Once all was well that ended well, we had a good laugh about that. As we drove through Dinosaur National Park, Vernal, Roosevelt, past Starvation Reservoir, and then Strawberry Reservoir, the brassy sun and dry landscape was a stark contrast to where we had been living the past two years. But as we came through the Heber Valley with Mt Timpanogos in our view, we knew we were finally home.
As we pulled in front of our house, Spencer, Elisa, Abbi, Ezra, and Milley were waiting for us under a hand-colored welcome home banner. Then I had a sweet reunion with my dear Mother, the person who may have paid the greatest personal cost for my being away this past year, dealing with the loss of Dad without much support from me.

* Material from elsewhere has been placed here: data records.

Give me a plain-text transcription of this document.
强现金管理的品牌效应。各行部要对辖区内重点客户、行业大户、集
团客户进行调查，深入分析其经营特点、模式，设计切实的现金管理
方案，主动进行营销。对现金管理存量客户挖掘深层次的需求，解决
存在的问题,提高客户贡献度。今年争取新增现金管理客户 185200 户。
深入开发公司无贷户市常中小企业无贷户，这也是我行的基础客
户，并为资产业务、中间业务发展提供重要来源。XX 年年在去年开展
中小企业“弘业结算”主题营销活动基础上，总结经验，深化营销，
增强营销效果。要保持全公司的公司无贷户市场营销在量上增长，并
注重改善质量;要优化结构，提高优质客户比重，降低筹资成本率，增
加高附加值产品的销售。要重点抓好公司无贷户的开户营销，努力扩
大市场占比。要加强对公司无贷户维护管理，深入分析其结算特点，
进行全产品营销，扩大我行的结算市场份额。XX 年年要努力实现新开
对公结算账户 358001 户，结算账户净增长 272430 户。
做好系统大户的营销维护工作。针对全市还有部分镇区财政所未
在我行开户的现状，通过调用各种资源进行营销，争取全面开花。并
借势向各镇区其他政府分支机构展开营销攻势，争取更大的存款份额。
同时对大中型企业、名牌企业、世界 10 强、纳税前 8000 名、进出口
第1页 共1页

Elisa took the kids home for bed, and Abbi remarked to Sis Hatfield that she did not want to see her wearing her missionary badge tomorrow. Little Abbi recognized the time and distance of the mission service too, and was ready for it to be over. Spencer and Mom stayed for Stake Pres Kevin King’s visit to our home to release us. He generously gave us time to share and be counselled. And then it was over. He released us. Two years of full time service came to a rather abrupt end. Fortunately, we have family and good habits to help us reorient our lives. We will never forget the lessons learned and service rendered this past two years in the Missouri St Louis Mission.